A steel-concrete composite frame is typically used for building construction. Earthquake action and progressive collapse event caused by accidental local failures are the primary threats affecting the safety of steel-concrete composite frames. Currently, multi-hazard resistance and building resilience have garnered much research attention from the international civil engineering community. Based on the previously proposed first-generation seismic and progressive collapse resistant composite frame (SPCRCF), an improved second-generation seismic and progressive collapse resilient steel-concrete composite frame (SPCRCF-2) is proposed. The performance of SPCRCF-2 is compared with that of SPCRCF as well as a conventional steel-concrete composite frame (CSCCF) through seismic and progressive collapse experiments.
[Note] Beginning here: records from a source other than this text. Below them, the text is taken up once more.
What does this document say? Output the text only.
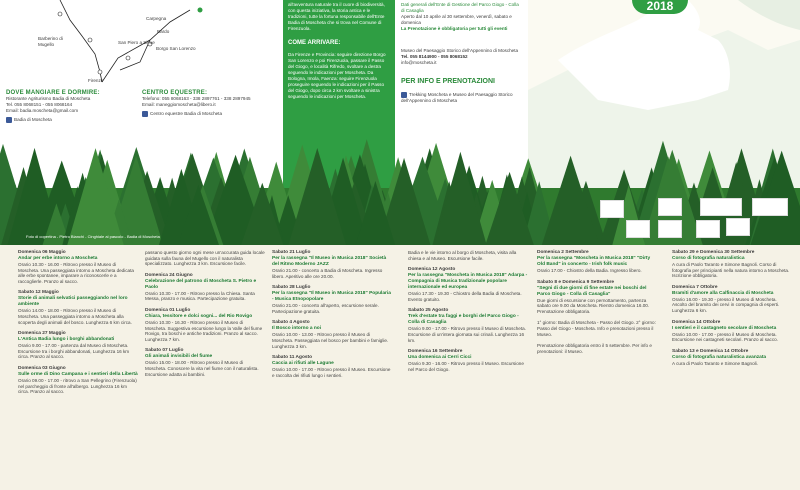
Carpegna
Bardo
San Piero a Sieve
Borgo San Lorenzo
Barberino di Mugello
Firenze
DOVE MANGIARE E DORMIRE:
Ristorante Agriturismo Badia di Moscheta
Tel. 055 8068151 - 055 8068164
Email: badia.moscheta@gmail.com
Badia di Moscheta
CENTRO EQUESTRE:
Telefono: 055 8068163 - 338 2897761 - 338 2897945
Email: maneggiomoscheta@libero.it
Centro equestre Badia di Moscheta
all'avventura naturale tra il cuore di biodiversità, con questa iniziativa, la storia antica e le tradizioni, tutte la fortuna responsabile dell'Ente Badia di Moscheta che si trova nel Comune di Firenzuola.
COME ARRIVARE:
Da Firenze e Provincia: seguire direzione Borgo San Lorenzo e poi Firenzuola, passare il Passo del Giogo, e località Rifredo, svoltare a destra seguendo le indicazioni per Moscheta. Da Bologna, Imola, Faenza: seguire Firenzuola proseguire seguendo le indicazioni per il Passo del Giogo, dopo circa 2 km svoltare a sinistra seguendo le indicazioni per Moscheta.
Dati generali dell'Ente di Gestione del Parco Giogo - Colla di Casaglia
Aperto dal 10 aprile al 30 settembre, venerdì, sabato e domenica
La Prenotazione è obbligatoria per tutti gli eventi
Museo del Paesaggio Storico dell'Appennino di Moscheta
Tel. 055 8144900 - 055 8068152
info@moscheta.it
PER INFO E PRENOTAZIONI
Trekking Moscheta e Museo del Paesaggio Storico dell'Appennino di Moscheta
2018
Foto di copertina - Pietro Bianchi - Cinghiale al pascolo - Badia di Moscheta
Domenica 06 Maggio
Andar per erbe intorno a Moscheta
Orario 10.30 - 16.00 - Ritrovo presso il Museo di Moscheta. Una passeggiata intorno a Moscheta dedicata alle erbe spontanee, imparare a riconoscerle e a raccoglierle. Pranzo al sacco.
Sabato 12 Maggio
Storie di animali selvatici passeggiando nel loro ambiente
Orario 14.00 - 18.00 - Ritrovo presso il Museo di Moscheta. Una passeggiata intorno a Moscheta alla scoperta degli animali del bosco. Lunghezza 6 km circa.
Domenica 27 Maggio
L'Antica Badia lungo i borghi abbandonati
Orario 9.00 - 17.00 - partenza dal Museo di Moscheta. Escursione tra i borghi abbandonati, Lunghezza 16 km circa. Pranzo al sacco.
Domenica 03 Giugno
Sulle orme di Dino Campana e i sentieri della Libertà
Orario 09.00 - 17.00 - ritrovo a San Pellegrino (Firenzuola) nel parcheggio di fronte all'albergo. Lunghezza 16 km circa. Pranzo al sacco.
passano questo giorno ogni mese un'accurata guida locale guidata sulla fauna del Mugello con il naturalista specializzato. Lunghezza 3 km. Escursione facile.
Domenica 24 Giugno
Celebrazione del patrono di Moscheta S. Pietro e Paolo
Orario 10.30 - 17.00 - Ritrovo presso la Chiesa. Santa Messa, pranzo e musica. Partecipazione gratuita.
Domenica 01 Luglio
Chiara, tessitore e dolci sogni... del Rio Rovigo
Orario 10.30 - 16.30 - Ritrovo presso il Museo di Moscheta. Suggestiva escursione lungo la Valle del fiume Rovigo, tra boschi e antiche tradizioni. Pranzo al sacco. Lunghezza 7 km.
Sabato 07 Luglio
Gli animali invisibili del fiume
Orario 15.00 - 18.00 - Ritrovo presso il Museo di Moscheta. Conoscere la vita nel fiume con il naturalista. Escursione adatta ai bambini.
Sabato 21 Luglio
Per la rassegna "Il Museo in Musica 2018" Società del Ritmo Moderno JAZZ
Orario 21.00 - concerto a Badia di Moscheta. Ingresso libero. Aperitivo alle ore 20.00.
Sabato 28 Luglio
Per la rassegna "Il Museo in Musica 2018" Popularia - Musica Etnopopolare
Orario 21.00 - concerto all'aperto, escursione serale. Partecipazione gratuita.
Sabato 4 Agosto
Il Bosco intorno a noi
Orario 10.00 - 13.00 - Ritrovo presso il Museo di Moscheta. Passeggiata nel bosco per bambini e famiglie. Lunghezza 3 km.
Sabato 11 Agosto
Caccia ai rifiuti alle Lagune
Orario 10.00 - 17.00 - Ritrovo presso il Museo. Escursione e raccolta dei rifiuti lungo i sentieri.
Badia e le vie intorno al borgo di Moscheta, visita alla chiesa e al Museo. Escursione facile.
Domenica 12 Agosto
Per la rassegna "Moscheta in Musica 2018" Adarpa - Compagnia di Musica tradizionale popolare internazionale ed europea
Orario 17.30 - 19.30 - Chiostro della Badia di Moscheta. Evento gratuito.
Sabato 25 Agosto
Trek d'estate tra faggi e borghi del Parco Giogo - Colla di Casaglia
Orario 9.00 - 17.00 - Ritrovo presso il Museo di Moscheta. Escursione di un'intera giornata sui crinali. Lunghezza 16 km.
Domenica 16 Settembre
Una domenica ai Cerri Cicci
Orario 9.30 - 16.00 - Ritrovo presso il Museo. Escursione nel Parco del Giogo.
Domenica 2 Settembre
Per la rassegna "Moscheta in Musica 2018" "Dirty Old Band" in concerto - Irish folk music
Orario 17.00 - Chiostro della Badia. Ingresso libero.
Sabato 8 e Domenica 9 Settembre
"Segni di due giorni di fine estate nei boschi del Parco Giogo - Colla di Casaglia"
Due giorni di escursione con pernottamento, partenza sabato ore 9.00 da Moscheta. Rientro domenica 16.00. Prenotazione obbligatoria.
1° giorno: Badia di Moscheta - Passo del Giogo. 2° giorno: Passo del Giogo - Moscheta. Info e prenotazioni presso il Museo.
Prenotazione obbligatoria entro il 5 settembre. Per info e prenotazioni: il Museo.
Sabato 29 e Domenica 30 Settembre
Corso di fotografia naturalistica
A cura di Paolo Taranto e Simone Bagnoli. Corso di fotografia per principianti nella natura intorno a Moscheta. Iscrizione obbligatoria.
Domenica 7 Ottobre
Bramiti d'amore alla Calfinaccia di Moscheta
Orario 16.00 - 19.30 - presso il Museo di Moscheta. Ascolto del bramito dei cervi in compagnia di esperti. Lunghezza 6 km.
Domenica 14 Ottobre
I sentieri e il castagneto secolare di Moscheta
Orario 10.00 - 17.00 - presso il Museo di Moscheta. Escursione nei castagneti secolari. Pranzo al sacco.
Sabato 13 e Domenica 14 Ottobre
Corso di fotografia naturalistica avanzata
A cura di Paolo Taranto e Simone Bagnoli.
Compared with CSCCF and SPCRCF, SPCRCF-2 is proven to be able to localize the damage to the replaceable energy-dissipating (ED) components under both seismic and progressive collapse conditions, whilst maintaining the other key components (beams and columns) damage-free. This special feature facilitates rapid repair of the structure thereby achieving multi-hazard resilience. Finally, theoretical models are proposed to calculate the initial stiffness and flexural yield strength of the beam-column joint connection in SPCRCF-2. The models are further validated by the experimental results.